Obezitenin biyolojik, psikolojik ve sosyal faktörlerin bir arada etkisiyle geliştiğini vurgulayan Yılbaş, bu nedenle mücadelede çok yönlü ve multidisipliner bir yaklaşım gerektiğini belirtti. Ayrıca, psikolojik boyutun da ihmali edilmemesi gerektiğinin altını çizdi.
Yapılan araştırmalara göre, yüksek kalorili, tuzlu, yağlı ve şekerli gıdaların beyin ödül sistemindeki dopaminerjik yapılar üzerinde uyarıcı etkisi olduğu belirlendi. Bu durum bireylerde anlık haz, gevşeme ve rahatlama sağlarken, kronik stres yaşayanlarda ise iştahın artmasına neden olabiliyor.
Teknoloji Bağımlılığı ve Obezite İlişkisi
Doç. Dr. Yılbaş, obez bireylerin toplumda damgalanmasının sosyal izolasyona ve yalnızlaşmaya neden olduğunu belirterek, toplumsal farkındalığın artırılması gerektiğini vurguladı. “Tıkanırcasına yeme bozukluğu”na da değinen Yılbaş, bu durumun obeziteye yol açabileceğini söyledi.
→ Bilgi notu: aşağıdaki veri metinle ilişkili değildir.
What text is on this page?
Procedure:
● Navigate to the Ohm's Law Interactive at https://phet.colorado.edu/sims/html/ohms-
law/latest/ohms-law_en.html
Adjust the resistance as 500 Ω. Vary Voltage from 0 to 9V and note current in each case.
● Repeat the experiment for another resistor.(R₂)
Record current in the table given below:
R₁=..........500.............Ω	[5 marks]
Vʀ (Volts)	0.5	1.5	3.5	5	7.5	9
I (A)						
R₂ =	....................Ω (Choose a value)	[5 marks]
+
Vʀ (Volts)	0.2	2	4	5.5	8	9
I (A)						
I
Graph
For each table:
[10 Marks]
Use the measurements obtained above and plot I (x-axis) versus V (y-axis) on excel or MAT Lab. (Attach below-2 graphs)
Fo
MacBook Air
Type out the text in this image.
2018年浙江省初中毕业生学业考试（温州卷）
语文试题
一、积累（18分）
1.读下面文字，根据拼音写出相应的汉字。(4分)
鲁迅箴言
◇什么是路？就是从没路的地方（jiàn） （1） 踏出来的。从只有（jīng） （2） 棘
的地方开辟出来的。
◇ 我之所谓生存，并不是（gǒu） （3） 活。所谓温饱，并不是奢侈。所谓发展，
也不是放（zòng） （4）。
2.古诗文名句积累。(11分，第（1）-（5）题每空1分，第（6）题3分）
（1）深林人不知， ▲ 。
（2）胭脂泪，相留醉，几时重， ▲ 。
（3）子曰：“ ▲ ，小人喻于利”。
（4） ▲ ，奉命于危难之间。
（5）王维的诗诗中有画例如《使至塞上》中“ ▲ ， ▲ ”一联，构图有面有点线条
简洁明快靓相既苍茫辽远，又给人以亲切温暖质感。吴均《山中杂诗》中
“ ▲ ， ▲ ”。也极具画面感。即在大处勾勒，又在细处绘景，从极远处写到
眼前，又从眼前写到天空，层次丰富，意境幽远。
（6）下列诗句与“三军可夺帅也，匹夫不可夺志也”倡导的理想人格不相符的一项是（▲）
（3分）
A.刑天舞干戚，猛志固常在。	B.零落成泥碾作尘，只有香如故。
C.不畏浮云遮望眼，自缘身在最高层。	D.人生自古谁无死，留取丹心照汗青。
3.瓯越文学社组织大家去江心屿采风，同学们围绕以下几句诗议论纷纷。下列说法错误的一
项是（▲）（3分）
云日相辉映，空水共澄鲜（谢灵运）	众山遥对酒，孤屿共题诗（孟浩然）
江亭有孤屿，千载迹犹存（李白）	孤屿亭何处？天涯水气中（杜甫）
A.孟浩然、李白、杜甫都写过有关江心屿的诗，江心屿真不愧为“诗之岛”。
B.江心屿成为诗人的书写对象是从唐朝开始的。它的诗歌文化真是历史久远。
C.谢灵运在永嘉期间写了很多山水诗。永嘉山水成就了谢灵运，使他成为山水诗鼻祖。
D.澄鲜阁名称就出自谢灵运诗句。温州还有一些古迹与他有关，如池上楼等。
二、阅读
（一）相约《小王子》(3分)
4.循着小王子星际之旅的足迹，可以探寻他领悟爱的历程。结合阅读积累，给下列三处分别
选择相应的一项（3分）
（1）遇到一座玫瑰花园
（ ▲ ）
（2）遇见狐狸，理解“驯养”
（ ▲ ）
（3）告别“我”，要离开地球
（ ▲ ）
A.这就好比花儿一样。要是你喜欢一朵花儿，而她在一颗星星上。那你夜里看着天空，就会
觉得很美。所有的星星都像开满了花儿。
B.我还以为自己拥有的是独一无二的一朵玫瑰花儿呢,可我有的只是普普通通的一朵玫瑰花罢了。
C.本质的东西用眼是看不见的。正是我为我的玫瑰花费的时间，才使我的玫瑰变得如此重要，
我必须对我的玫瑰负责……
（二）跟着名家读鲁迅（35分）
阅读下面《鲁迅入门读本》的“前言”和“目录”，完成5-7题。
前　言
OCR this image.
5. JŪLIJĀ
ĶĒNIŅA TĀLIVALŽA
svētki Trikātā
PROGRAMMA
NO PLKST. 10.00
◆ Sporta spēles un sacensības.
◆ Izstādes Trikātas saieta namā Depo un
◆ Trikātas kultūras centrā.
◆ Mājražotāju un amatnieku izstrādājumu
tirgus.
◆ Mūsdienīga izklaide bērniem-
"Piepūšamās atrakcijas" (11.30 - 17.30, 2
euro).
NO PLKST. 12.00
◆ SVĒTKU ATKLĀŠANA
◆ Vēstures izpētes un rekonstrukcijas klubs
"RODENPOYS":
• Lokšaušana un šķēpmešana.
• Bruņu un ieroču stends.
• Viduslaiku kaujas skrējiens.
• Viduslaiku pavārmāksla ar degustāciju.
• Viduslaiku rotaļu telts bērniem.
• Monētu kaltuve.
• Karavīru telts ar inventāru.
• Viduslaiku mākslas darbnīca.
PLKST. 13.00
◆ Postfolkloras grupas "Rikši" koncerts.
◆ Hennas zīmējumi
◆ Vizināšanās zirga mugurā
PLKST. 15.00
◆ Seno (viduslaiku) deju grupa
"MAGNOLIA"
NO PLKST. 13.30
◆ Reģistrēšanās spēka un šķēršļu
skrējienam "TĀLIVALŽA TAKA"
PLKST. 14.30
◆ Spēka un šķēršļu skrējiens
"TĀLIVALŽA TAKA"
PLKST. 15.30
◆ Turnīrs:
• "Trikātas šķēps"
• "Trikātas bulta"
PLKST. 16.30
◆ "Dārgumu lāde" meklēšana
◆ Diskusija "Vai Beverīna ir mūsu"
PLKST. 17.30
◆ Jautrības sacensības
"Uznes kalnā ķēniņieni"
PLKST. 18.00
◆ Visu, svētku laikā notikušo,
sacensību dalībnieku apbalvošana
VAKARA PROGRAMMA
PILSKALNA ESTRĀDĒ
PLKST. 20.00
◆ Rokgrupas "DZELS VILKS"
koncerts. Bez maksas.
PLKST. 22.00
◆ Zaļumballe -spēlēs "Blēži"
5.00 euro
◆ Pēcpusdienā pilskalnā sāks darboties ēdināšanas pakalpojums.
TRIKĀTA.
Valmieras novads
Özellikle teknoloji bağımlılığının, obezite ile kalp ve damar hastalıkları arasındaki ilişkiyi artırdığına dikkat çeken Doç. Dr. Yılbaş, çocukların aktif olabilecekleri hobiler ve sportif aktivitelere yönlendirilmesinin önemine değindi. Yemek sırasında çocukların önüne teknolojik cihazların konulmasının, yeme farkındalığını azaltabileceğini ve uzun vadede sorunlara yol açabileceğini belirtti.